I love the SuperBowl, but not for the reasons you’d expect. I usually don’t know who’s in it, don’t care who wins it, and don’t watch it. I do, however, love to use it in class when I teach TV Criticism because I’ve found the Super Bowl’s ads are useful texts with which to teach about ideology and ideological analysis. I’m currently teaching a grad seminar in TV Crit and last week we read and discussed John Fiske’s classic book, Television Culture. Once we’d discussed Fiske’s chapters on realism, ideology, hegemony, and television’s production values, I asked if anyone had a favorite Super Bowl ad. Chrysler’s ad jumped immediately to the top of the list. I hadn’t seen it, but since we screened it, I’ve been unable to get it out of my head.
There’s no doubt that the cinematically beautiful ad stood out among the animal tricks, movie trailers, sexism, and slapstick comedy of the Super Bowl’s typical offerings. The 120-second ad aired at halftime, costing Chrysler $12.8 million during the most watched television program of all time. It skillfully combines sound track, motion (they’re selling cars, after all!), and lighting to grab the audience’s attention and emotions. The ad begins with Eastwood walking off a football field as if to the locker room at halftime. He compares the Super Bowl’s halftime to the current economic downturn in the United States, suggesting “we’re all scared ‘cause this isn’t a game.” The ad’s visuals of American landscapes fade to industrial images of work as Eastwood recounts how the people of Detroit “almost lost everything.” Functioning as metaphorical football coach, Eastwood uses Detroit as a metonym for the US by comparing Detroit’s supposed revival to the nation’s current struggles, stressing that “Motor City is fighting again.”
At the commercial’s midpoint, the images of working class people and neighborhoods give way to brighter, optimistic images of American people, and a swelling soundtrack. We’re told that Americans survived tough times in the past because we “all rallied around what was right and acted as one.” The music stops and the camera focuses on Eastwood’s worn, rugged face. He snarls in his gritty, Dirty Harry voice: “This country can’t be knocked out with one punch. We get right back up again and when we do the world’s gonna hear the roar of our engines.”
In the days since the Super Bowl, the ad has been praised, parodied and panned. Political conservatives have attacked the ad, suggesting that its use of “halftime in America” is a thinly veiled reference to Obama’s campaign for a second term, a move they claim is promotional payback for the corporate bailout money the Obama administration gave Chrysler and GM (they fail to mention that the bailout was a Bush initiative). These allegations seem a bit odd given Eastwood’s very public alignment with libertarianism, and the ad’s obvious reference to Ronald Reagan’s 1984 campaign ad “Morning in America.”

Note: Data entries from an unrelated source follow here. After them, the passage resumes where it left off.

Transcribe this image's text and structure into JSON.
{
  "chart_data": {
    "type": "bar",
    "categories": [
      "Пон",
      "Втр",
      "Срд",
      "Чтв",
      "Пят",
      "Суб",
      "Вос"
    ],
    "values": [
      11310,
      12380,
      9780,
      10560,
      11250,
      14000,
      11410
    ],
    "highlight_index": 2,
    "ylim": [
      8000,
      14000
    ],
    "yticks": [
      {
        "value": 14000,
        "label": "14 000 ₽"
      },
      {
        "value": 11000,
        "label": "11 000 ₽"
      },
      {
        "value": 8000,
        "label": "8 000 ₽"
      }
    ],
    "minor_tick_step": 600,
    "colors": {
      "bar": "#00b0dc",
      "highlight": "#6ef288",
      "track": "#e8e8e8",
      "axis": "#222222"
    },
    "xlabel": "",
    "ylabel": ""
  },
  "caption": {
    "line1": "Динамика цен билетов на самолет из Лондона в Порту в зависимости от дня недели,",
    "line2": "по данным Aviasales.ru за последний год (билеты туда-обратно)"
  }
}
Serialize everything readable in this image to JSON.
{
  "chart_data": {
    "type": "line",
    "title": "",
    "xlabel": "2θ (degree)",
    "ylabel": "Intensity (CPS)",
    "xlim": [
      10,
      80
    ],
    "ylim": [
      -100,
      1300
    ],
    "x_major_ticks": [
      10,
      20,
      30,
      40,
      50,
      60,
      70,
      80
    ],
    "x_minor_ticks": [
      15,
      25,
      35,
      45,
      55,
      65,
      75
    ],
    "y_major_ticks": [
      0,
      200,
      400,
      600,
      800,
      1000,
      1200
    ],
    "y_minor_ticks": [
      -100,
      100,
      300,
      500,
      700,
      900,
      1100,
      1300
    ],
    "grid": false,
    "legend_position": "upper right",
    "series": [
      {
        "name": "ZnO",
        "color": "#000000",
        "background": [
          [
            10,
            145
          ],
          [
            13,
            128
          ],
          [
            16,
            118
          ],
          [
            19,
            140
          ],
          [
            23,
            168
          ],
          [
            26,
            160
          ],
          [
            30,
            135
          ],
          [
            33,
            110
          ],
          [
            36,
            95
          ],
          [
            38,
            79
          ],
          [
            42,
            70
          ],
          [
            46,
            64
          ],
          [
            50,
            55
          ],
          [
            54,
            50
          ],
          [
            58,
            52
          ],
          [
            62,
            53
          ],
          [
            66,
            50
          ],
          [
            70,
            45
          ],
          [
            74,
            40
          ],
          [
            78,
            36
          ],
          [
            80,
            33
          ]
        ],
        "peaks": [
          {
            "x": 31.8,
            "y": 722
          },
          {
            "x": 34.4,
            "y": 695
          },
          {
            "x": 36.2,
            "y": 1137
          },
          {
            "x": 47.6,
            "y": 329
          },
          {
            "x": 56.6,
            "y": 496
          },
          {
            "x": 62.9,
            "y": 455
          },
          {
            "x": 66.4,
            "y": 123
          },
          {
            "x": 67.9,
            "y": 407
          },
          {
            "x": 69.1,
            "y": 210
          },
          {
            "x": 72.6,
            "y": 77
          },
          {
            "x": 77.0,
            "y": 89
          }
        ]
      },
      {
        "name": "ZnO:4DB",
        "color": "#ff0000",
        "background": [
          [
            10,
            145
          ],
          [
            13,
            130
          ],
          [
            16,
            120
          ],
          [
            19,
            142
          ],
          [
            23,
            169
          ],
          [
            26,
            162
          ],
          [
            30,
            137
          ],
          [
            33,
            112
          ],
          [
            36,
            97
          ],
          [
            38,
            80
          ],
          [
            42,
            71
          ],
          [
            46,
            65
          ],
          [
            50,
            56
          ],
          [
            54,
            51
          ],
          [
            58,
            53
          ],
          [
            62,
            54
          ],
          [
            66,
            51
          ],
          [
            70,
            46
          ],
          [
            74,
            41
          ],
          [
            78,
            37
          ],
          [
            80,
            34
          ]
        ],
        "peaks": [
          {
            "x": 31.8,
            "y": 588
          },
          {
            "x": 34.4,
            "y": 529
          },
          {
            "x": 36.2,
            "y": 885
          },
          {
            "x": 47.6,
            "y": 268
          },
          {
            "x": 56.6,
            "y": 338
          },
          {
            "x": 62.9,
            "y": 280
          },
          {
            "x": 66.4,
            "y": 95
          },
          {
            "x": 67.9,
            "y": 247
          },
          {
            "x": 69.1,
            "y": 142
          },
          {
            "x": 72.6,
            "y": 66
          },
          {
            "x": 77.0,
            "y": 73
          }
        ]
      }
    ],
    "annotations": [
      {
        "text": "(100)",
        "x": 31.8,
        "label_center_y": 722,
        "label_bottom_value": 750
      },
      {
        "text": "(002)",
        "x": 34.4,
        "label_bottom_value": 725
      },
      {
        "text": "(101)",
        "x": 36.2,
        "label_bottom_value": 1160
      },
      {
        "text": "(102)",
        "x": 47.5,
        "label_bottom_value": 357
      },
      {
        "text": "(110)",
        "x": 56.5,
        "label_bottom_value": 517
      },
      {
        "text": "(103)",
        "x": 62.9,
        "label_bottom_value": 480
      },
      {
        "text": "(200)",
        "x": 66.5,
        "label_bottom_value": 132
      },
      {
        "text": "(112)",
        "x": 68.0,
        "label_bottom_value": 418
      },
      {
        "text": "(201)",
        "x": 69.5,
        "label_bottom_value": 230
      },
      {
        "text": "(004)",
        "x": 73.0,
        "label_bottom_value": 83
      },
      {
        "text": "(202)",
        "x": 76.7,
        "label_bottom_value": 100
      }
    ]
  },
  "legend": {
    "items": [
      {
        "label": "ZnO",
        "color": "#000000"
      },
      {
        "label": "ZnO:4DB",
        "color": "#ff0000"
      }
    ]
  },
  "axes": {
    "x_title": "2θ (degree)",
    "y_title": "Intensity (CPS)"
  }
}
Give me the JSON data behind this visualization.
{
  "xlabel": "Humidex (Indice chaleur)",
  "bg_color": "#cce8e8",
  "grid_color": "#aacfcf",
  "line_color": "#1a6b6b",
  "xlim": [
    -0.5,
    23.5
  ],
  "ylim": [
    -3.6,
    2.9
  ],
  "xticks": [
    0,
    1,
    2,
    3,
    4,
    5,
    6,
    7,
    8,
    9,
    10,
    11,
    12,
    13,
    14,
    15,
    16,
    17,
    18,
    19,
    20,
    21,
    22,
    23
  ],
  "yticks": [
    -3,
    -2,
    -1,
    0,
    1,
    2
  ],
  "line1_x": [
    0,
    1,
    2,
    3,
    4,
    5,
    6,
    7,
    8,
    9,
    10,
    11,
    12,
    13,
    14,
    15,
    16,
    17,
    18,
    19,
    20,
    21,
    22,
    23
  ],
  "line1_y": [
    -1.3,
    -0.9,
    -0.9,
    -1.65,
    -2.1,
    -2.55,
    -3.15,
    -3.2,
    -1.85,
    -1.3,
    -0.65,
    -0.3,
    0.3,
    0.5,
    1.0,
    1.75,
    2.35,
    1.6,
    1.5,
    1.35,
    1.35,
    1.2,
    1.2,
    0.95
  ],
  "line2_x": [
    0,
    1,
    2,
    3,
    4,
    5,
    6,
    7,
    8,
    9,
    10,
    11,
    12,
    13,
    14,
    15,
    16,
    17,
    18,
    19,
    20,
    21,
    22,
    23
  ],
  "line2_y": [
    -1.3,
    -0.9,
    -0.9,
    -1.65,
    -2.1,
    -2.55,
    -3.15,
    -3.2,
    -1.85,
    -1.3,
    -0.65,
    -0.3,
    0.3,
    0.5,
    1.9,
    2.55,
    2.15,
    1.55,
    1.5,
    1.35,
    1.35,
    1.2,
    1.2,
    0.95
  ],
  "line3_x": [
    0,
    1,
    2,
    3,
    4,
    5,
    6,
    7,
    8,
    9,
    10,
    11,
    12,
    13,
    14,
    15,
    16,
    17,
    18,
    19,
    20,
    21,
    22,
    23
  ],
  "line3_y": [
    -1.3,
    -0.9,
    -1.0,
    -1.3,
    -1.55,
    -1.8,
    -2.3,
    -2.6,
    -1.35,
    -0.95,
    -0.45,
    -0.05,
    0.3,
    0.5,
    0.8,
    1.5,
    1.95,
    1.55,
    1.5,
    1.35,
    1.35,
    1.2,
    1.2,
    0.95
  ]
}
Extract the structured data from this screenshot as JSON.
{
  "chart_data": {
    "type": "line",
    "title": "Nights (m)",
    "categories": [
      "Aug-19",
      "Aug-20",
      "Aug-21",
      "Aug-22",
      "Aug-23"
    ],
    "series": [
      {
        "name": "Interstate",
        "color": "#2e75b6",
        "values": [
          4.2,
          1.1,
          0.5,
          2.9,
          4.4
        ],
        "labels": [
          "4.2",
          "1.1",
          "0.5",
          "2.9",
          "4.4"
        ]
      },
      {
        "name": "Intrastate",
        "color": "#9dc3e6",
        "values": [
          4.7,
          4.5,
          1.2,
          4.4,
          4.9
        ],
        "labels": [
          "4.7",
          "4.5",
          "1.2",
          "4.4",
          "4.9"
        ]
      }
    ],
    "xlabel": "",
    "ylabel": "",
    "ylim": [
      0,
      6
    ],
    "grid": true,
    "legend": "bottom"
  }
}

What the buzz around this ad overlooks is its ideological message: by comparing US citizens to Super Bowl players, Chrysler artfully ties an aggressive nationalism to working class pride and automobiles. Its warning that in the past “the fog of division, discord and blame made it hard to see what lies ahead” instructs Americans to stop asking questions about how the move from an industrial to a service economy has impacted American workers, and how we got into this financial mess in the first place. Its visuals suggest that protests for better treatment and pay are holding back the US, and its soundtrack stresses that “all that matters is what’s ahead.”
Though to some it may seem commonsensical to use sports metaphors to describe our economy and cast our supposedly inevitable return to world dominance in antagonistic terms, we should question how this 2-minute ad unites visuals, audio, and ideology, and why it chooses to do so in these terms. Eastwood’s presence in the ad makes it easy to forget that Chrysler is the halftime coach here, and the company uses images of Detroit and the working class to implore workers to drop their demands, “pull together,” and rebuild their faith in industry and big business. Eastwood says our focus should be on “winning,” but winning what? Dominance in the global marketplace may be “winning” to US companies, but it does not guarantee security to American citizens.
Fiske skillfully uses Gramsci’s notion of hegemony to remind us that victories are never inevitable and power is always up for grabs. In this sense, it’s always “halftime in America.” I don’t need Chrysler’s pep talk to feel hopeful that the United States will rebound from these difficult economic times, in part because I find hope in movements like Occupy Wall Street that seek to unravel the discourses of globalization, progress, and corporate entitlement that have largely dismantled national support for workers’ rights. After too much time spent ruminating on Chrysler’s ad, I am more certain than ever that television criticism and ideological analysis are crucial components of the social change we need to move through this crisis–and believe we must continue to use them on every televisual text, no matter how big or small.